Ontario Minister of Municipal Affairs and Housing Steve Clark announces the introduction of the More Homes for Everyone Act at Queens Park, Toronto, March 30, 2022. Image courtesy Ontario Parliament.

The Ford government says Ontario home seekers will have an easier time finding a home, under a bill introduced at Queens Park Wednesday afternoon.

Ontario Minister of Municipal Affairs and Housing Steve Clark, along with Finance Minister Peter Bethlenfalvy and Government and Consumer Services Minister Ross Romano, announced the introduction of the More Homes for Everyone Act.

If passed, the government says the bill will help protect homebuyers from unfair lending practices, crack down on speculators who buy up properties and rent them out at unreasonably high rates, and fast-track the process of developing new properties.

“Through consultations with the public, we heard that speculative behaviour in the market and long, drawn-out approval processes are making it too difficult for Ontarians to realize the dream of homeownership,” said Clark. “Our government’s plan proposes smart, targeted measures to protect consumers, and make the process work better and faster, help more Ontarians find the home that’s right for them and their families.”

Among the highlights of the Act are an increase in the non-resident speculation tax rate to 20 percent, and a plan to work with municipalities on guidelines to control land speculation. The bill would also double fines and toughen licence suspensions for lenders and builders who engage in predatory practices, and create a tool to fast-track housing plans for municipalities.

The Ontario Home Builders Association (OHBA) applauds the legislation.

“This plan charts a path forward which will help create the right environment to accelerate the delivery of new housing for Ontarians at all stages of life,” said OHBA President Bob Schickedanz.

The bill, though, does not include many of the recommendations that were created by Ontario’s affordable housing task force last month. A report by the Association of Municipalities Ontario (AMO) pointed out that the task force did not include any representation from municipalities.
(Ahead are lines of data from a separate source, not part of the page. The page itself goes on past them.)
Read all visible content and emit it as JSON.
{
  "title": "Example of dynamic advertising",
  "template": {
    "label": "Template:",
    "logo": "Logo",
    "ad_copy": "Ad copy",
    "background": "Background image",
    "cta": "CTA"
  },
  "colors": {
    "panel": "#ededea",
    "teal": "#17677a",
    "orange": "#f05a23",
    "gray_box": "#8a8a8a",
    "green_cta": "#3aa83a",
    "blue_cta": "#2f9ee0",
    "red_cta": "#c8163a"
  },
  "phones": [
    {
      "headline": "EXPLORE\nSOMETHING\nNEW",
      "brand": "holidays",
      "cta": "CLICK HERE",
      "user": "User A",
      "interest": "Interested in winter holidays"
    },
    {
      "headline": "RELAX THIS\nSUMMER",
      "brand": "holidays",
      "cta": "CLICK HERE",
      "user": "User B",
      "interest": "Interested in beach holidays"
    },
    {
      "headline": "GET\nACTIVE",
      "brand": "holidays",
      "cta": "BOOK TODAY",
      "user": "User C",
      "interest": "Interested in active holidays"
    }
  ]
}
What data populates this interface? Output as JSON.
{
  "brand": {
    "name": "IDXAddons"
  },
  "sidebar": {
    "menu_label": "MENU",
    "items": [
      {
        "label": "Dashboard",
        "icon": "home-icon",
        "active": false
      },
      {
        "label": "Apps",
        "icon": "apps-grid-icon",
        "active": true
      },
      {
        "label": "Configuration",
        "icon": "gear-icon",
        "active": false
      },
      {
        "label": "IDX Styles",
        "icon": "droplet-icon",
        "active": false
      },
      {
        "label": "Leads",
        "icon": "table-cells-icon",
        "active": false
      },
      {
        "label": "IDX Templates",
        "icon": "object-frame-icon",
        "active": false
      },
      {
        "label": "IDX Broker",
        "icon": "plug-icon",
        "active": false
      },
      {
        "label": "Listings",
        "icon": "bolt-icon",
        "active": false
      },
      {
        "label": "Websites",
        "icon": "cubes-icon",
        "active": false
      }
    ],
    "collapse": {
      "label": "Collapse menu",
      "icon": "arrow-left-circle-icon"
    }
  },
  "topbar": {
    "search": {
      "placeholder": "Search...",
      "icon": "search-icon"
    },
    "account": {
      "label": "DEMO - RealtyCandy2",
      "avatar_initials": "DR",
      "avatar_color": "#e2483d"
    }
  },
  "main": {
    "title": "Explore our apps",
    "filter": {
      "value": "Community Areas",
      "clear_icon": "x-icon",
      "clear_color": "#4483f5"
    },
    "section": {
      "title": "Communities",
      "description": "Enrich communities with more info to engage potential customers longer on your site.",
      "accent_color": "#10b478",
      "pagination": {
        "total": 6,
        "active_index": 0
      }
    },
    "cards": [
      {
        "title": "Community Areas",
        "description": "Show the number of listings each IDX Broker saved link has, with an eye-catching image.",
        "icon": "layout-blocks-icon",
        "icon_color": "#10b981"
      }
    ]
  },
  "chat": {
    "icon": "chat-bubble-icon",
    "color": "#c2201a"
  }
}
“AMO encourages the provincial government to find ways to address the housing crisis in Ontario in a way that requires all three orders of government and private, non-profit, and co-operative housing sectors to work collectively to improve affordability, diversify the housing mix, and increase supply,” read the AMO report.

Opposition Leader Andrea Horwath of the NDP criticized the bill for not including many of the task force recommendations.
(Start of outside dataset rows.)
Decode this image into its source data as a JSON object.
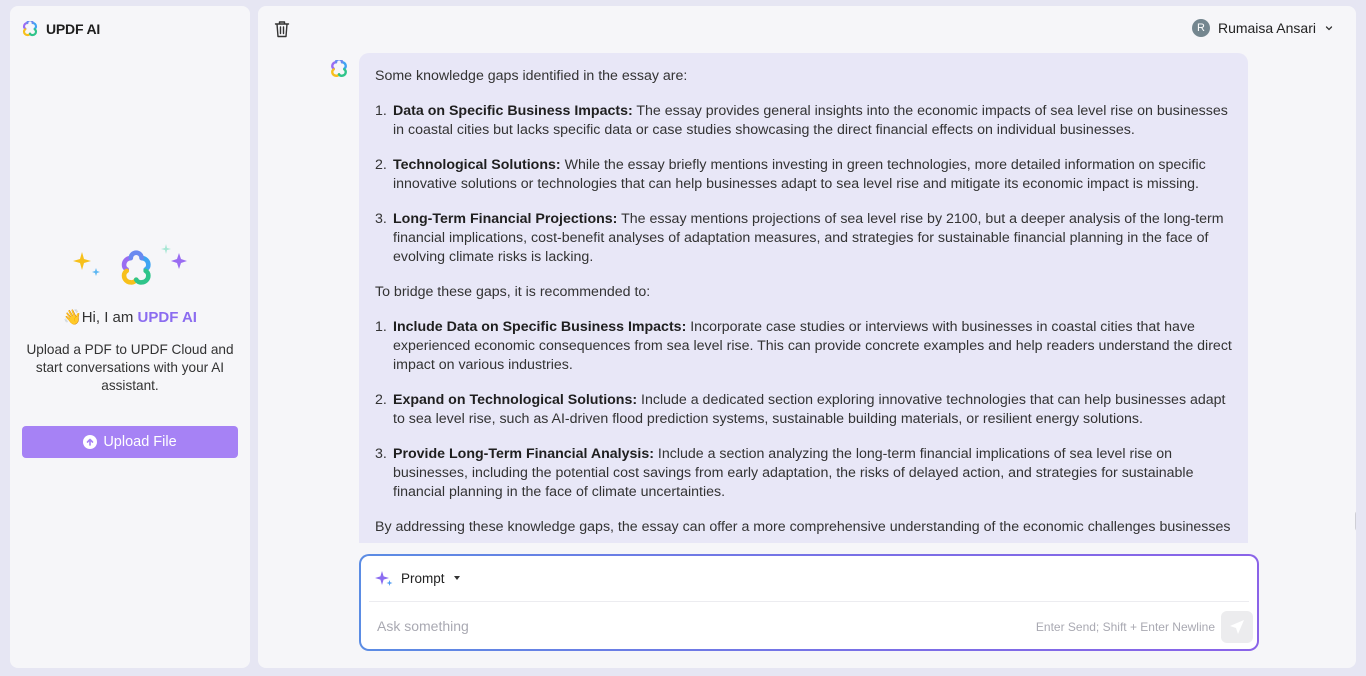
{
  "sidebar": {
    "brand": {
      "title": "UPDF AI",
      "icon": "updf-logo-icon"
    },
    "greeting": {
      "wave": "👋",
      "prefix": "Hi, I am ",
      "name": "UPDF AI"
    },
    "intro": "Upload a PDF to UPDF Cloud and start conversations with your AI assistant.",
    "upload_button": {
      "label": "Upload File",
      "icon": "upload-arrow-icon"
    }
  },
  "header": {
    "trash_icon": "trash-icon",
    "user": {
      "initial": "R",
      "name": "Rumaisa Ansari",
      "icon": "chevron-down-icon"
    }
  },
  "conversation": {
    "messages": [
      {
        "role": "assistant",
        "intro": "Some knowledge gaps identified in the essay are:",
        "gaps": [
          {
            "num": "1.",
            "title": "Data on Specific Business Impacts:",
            "text": " The essay provides general insights into the economic impacts of sea level rise on businesses in coastal cities but lacks specific data or case studies showcasing the direct financial effects on individual businesses."
          },
          {
            "num": "2.",
            "title": "Technological Solutions:",
            "text": " While the essay briefly mentions investing in green technologies, more detailed information on specific innovative solutions or technologies that can help businesses adapt to sea level rise and mitigate its economic impact is missing."
          },
          {
            "num": "3.",
            "title": "Long-Term Financial Projections:",
            "text": " The essay mentions projections of sea level rise by 2100, but a deeper analysis of the long-term financial implications, cost-benefit analyses of adaptation measures, and strategies for sustainable financial planning in the face of evolving climate risks is lacking."
          }
        ],
        "bridge": "To bridge these gaps, it is recommended to:",
        "recommendations": [
          {
            "num": "1.",
            "title": "Include Data on Specific Business Impacts:",
            "text": " Incorporate case studies or interviews with businesses in coastal cities that have experienced economic consequences from sea level rise. This can provide concrete examples and help readers understand the direct impact on various industries."
          },
          {
            "num": "2.",
            "title": "Expand on Technological Solutions:",
            "text": " Include a dedicated section exploring innovative technologies that can help businesses adapt to sea level rise, such as AI-driven flood prediction systems, sustainable building materials, or resilient energy solutions."
          },
          {
            "num": "3.",
            "title": "Provide Long-Term Financial Analysis:",
            "text": " Include a section analyzing the long-term financial implications of sea level rise on businesses, including the potential cost savings from early adaptation, the risks of delayed action, and strategies for sustainable financial planning in the face of climate uncertainties."
          }
        ],
        "closing": "By addressing these knowledge gaps, the essay can offer a more comprehensive understanding of the economic challenges businesses"
      }
    ]
  },
  "composer": {
    "mode_label": "Prompt",
    "mode_icon": "sparkle-icon",
    "input_value": "",
    "placeholder": "Ask something",
    "hint": "Enter Send; Shift + Enter Newline",
    "send_icon": "send-icon"
  },
  "colors": {
    "accent": "#8b6cf0",
    "upload_button": "#a682f5",
    "bubble_bg": "#e8e7f7",
    "app_bg": "#e6e6f3",
    "panel_bg": "#f6f6f9"
  }
}
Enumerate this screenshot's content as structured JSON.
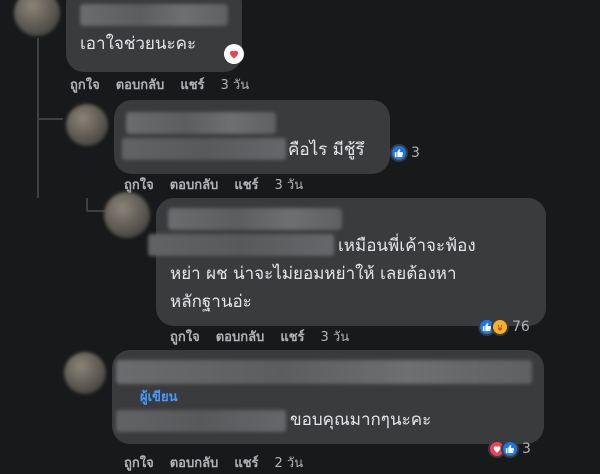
{
  "comments": [
    {
      "text": "เอาใจช่วยนะคะ",
      "actions": {
        "like": "ถูกใจ",
        "reply": "ตอบกลับ",
        "share": "แชร์",
        "time": "3 วัน"
      }
    },
    {
      "text": "คือไร มีชู้รึ",
      "reaction_count": "3",
      "actions": {
        "like": "ถูกใจ",
        "reply": "ตอบกลับ",
        "share": "แชร์",
        "time": "3 วัน"
      }
    },
    {
      "lines": [
        "เหมือนพี่เค้าจะฟ้อง",
        "หย่า ผช น่าจะไม่ยอมหย่าให้ เลยต้องหา",
        "หลักฐานอ่ะ"
      ],
      "reaction_count": "76",
      "actions": {
        "like": "ถูกใจ",
        "reply": "ตอบกลับ",
        "share": "แชร์",
        "time": "3 วัน"
      }
    },
    {
      "author_badge": "ผู้เขียน",
      "text": "ขอบคุณมากๆนะคะ",
      "reaction_count": "3",
      "actions": {
        "like": "ถูกใจ",
        "reply": "ตอบกลับ",
        "share": "แชร์",
        "time": "2 วัน"
      }
    }
  ],
  "icons": {
    "like": "like-icon",
    "love": "love-icon",
    "care": "care-icon",
    "heart": "heart-icon"
  },
  "colors": {
    "background": "#18191a",
    "bubble": "#3a3b3c",
    "text": "#e4e6eb",
    "meta": "#b0b3b8",
    "author": "#4599ff",
    "like": "#1877f2",
    "love": "#f33e58"
  }
}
“Doug Ford’s bill does nothing to make homes more affordable,” said Horwath. “It doesn’t build starter homes or ‘missing middle’ homes like duplexes and townhomes. The bill does nothing to take on speculation. It doesn’t help renters or buyers.”
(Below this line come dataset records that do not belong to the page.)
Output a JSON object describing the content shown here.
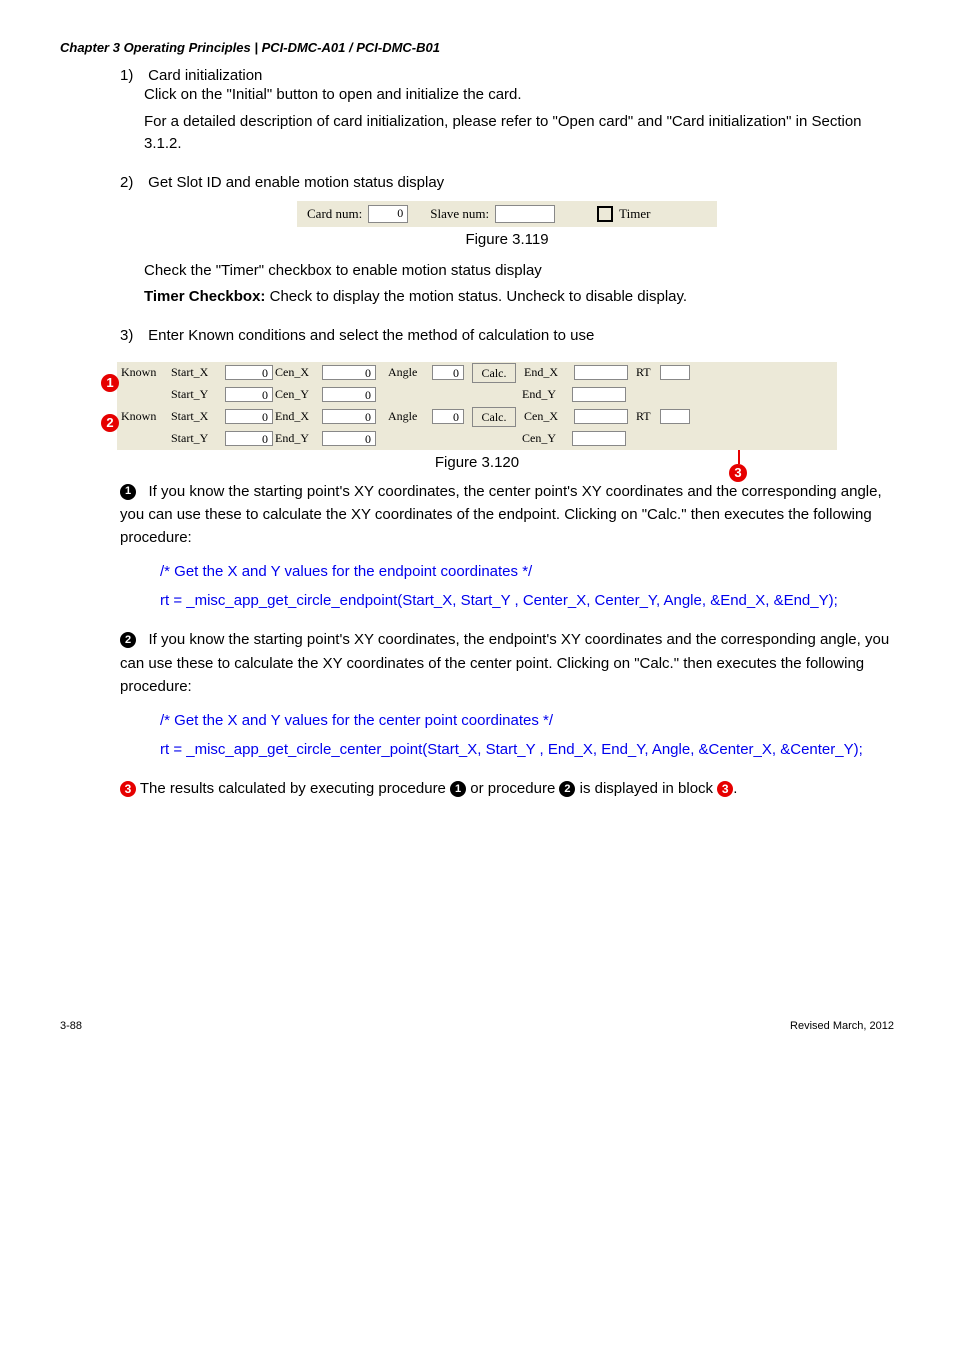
{
  "chapter": "Chapter 3 Operating Principles | PCI-DMC-A01 / PCI-DMC-B01",
  "s1": {
    "num": "1)",
    "title": "Card initialization",
    "p1": "Click on the \"Initial\" button to open and initialize the card.",
    "p2": "For a detailed description of card initialization, please refer to \"Open card\" and \"Card initialization\" in Section 3.1.2."
  },
  "s2": {
    "num": "2)",
    "title": "Get Slot ID and enable motion status display",
    "card_num_label": "Card num:",
    "card_num_val": "0",
    "slave_num_label": "Slave num:",
    "timer_label": "Timer",
    "fig": "Figure 3.119",
    "p1": "Check the \"Timer\" checkbox to enable motion status display",
    "p2_strong": "Timer Checkbox:",
    "p2_rest": " Check to display the motion status. Uncheck to disable display."
  },
  "s3": {
    "num": "3)",
    "title": "Enter Known conditions and select the method of calculation to use",
    "r1": {
      "known": "Known",
      "sxl": "Start_X",
      "sxv": "0",
      "cxl": "Cen_X",
      "cxv": "0",
      "anglel": "Angle",
      "anglev": "0",
      "calc": "Calc.",
      "exl": "End_X",
      "rtl": "RT"
    },
    "r2": {
      "syl": "Start_Y",
      "syv": "0",
      "cyl": "Cen_Y",
      "cyv": "0",
      "eyl": "End_Y"
    },
    "r3": {
      "known": "Known",
      "sxl": "Start_X",
      "sxv": "0",
      "exl": "End_X",
      "exv": "0",
      "anglel": "Angle",
      "anglev": "0",
      "calc": "Calc.",
      "cxl": "Cen_X",
      "rtl": "RT"
    },
    "r4": {
      "syl": "Start_Y",
      "syv": "0",
      "eyl": "End_Y",
      "eyv": "0",
      "cyl": "Cen_Y"
    },
    "fig": "Figure 3.120"
  },
  "bullets": {
    "b1": "1",
    "b2": "2",
    "b3": "3",
    "n1": "❶",
    "n2": "❷",
    "n3": "❸",
    "p1": "If you know the starting point's XY coordinates, the center point's XY coordinates and the corresponding angle, you can use these to calculate the XY coordinates of the endpoint. Clicking on \"Calc.\" then executes the following procedure:",
    "c1a": "/* Get the X and Y values for the endpoint coordinates */",
    "c1b": "rt = _misc_app_get_circle_endpoint(Start_X, Start_Y , Center_X, Center_Y, Angle, &End_X, &End_Y);",
    "p2": "If you know the starting point's XY coordinates, the endpoint's XY coordinates and the corresponding angle, you can use these to calculate the XY coordinates of the center point. Clicking on \"Calc.\" then executes the following procedure:",
    "c2a": "/* Get the X and Y values for the center point coordinates */",
    "c2b": "rt = _misc_app_get_circle_center_point(Start_X, Start_Y , End_X, End_Y, Angle, &Center_X, &Center_Y);",
    "p3a": " The results calculated by executing procedure ",
    "p3b": " or procedure ",
    "p3c": " is displayed in block ",
    "p3d": "."
  },
  "footer": {
    "left": "3-88",
    "right": "Revised March, 2012"
  }
}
Ontario Liberal Leader Steven Del Duca said Wednesday that the bill does not do enough, and people are still not going to be able to afford a home.

“This is Doug Ford’s fourth Conservative housing plan since he was elected with a promise to fix the housing mess. He’s only made the problem worse,” said Del Duca, adding that the plan does little to address affordable housing, provide help for first-time buyers, or introduce some form of rent control.